Um die Angst vor Ablehnung zu überwinden, hilft es, in der Gruppe Kritik aktiv einzufordern. So üben wir, leichter mit Kritik umzugehen. Positives Lob steigert zusätzlich das eigene Selbstwertgefühl. Hier sollten wir nicht zu selbstkritisch mit uns sein, sonst verschlechtert es sich stattdessen. 

Steht zu euch selbst

In Summe ist es schließlich Mut, den es hier braucht. Ich gebe zu, genau der hat mir oft einfach gefehlt. Vielleicht hätte es geholfen, wenn ich dafür ein klares Vorbild gehabt hätte. Deshalb möchte ich das nun mit meinem Essay selbst sein. 
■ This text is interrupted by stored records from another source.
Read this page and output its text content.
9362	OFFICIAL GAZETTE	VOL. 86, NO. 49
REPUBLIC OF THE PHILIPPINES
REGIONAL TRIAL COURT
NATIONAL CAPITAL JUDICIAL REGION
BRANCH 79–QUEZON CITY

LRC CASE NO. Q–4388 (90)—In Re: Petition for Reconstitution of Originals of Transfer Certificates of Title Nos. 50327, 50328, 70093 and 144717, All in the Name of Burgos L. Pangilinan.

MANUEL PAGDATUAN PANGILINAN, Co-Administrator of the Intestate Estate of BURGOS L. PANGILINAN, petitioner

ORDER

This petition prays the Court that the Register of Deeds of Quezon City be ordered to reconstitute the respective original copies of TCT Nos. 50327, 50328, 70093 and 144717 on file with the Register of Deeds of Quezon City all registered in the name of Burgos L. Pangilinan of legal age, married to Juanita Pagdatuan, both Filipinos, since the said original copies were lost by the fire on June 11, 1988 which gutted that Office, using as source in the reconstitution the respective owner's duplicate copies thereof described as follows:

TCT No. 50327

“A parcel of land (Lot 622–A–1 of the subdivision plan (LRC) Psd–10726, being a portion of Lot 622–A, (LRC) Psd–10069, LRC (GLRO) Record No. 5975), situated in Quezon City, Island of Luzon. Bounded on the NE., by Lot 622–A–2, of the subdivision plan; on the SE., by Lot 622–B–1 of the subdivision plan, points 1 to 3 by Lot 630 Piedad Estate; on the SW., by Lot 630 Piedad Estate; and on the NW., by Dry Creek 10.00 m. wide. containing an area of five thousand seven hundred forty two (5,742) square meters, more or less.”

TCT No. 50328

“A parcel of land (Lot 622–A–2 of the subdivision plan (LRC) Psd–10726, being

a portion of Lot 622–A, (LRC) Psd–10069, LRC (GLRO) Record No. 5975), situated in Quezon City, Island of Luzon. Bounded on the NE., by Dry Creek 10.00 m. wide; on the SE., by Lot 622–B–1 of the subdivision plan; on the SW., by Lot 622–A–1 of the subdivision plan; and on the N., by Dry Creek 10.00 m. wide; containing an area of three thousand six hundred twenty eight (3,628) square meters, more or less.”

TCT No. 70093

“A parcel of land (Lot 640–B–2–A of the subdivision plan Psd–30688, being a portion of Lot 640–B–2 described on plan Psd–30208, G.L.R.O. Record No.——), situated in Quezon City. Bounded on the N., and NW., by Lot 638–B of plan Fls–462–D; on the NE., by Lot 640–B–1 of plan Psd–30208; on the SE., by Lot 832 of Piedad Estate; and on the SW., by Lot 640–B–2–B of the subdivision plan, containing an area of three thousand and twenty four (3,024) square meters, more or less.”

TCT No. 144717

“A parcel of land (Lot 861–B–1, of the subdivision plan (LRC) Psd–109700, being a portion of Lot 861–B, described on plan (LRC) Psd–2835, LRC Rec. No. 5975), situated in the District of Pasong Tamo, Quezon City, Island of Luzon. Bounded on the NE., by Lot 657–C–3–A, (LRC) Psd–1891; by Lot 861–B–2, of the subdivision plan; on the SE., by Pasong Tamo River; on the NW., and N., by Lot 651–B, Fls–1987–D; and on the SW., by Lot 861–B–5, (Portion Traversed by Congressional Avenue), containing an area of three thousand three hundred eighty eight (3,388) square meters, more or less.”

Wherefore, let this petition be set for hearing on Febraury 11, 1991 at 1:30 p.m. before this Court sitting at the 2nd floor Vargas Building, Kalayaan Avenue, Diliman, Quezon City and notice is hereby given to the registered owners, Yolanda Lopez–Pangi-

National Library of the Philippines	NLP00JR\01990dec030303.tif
Mittlerweile sehe ich keinen Grund, mich zu verstellen. Zum einen, weil es nicht möglich wäre, sich in der Gruppe so lange zu verstellen, ohne dass die psychische Belastung größer wird. Zum anderen, finden andere mein wahres Ich wahrscheinlich gar nicht so schlecht, wie ich es selbst vermute. Ich brauche nur mehr Zuversicht und Vertrauen in das, was mich wirklich ausmacht. Wenn ich mit Ehrlichkeit schon ein paar Menschen überzeuge, dann habe ich damit ein Stück Mut für das nächste Mal dazugewonnen. Um das zu erreichen, muss ich gar nicht alles offenlegen. Zu entscheiden, was man mit anderen teilt und was nicht, ist das jeweils eigene Recht und völlig in Ordnung. Damit belüge ich auch niemanden. Ansonsten muss ich mich einfach trauen, offen über mich selbst zu sprechen. Zwar fällt es mir immer noch etwas schwer, aber mit jedem Gespräch wird es besser. Meist genügt es schon, Interesse an den anderen Menschen zu zeigen und einfach authentisch zu bleiben, denn das kommt am besten an.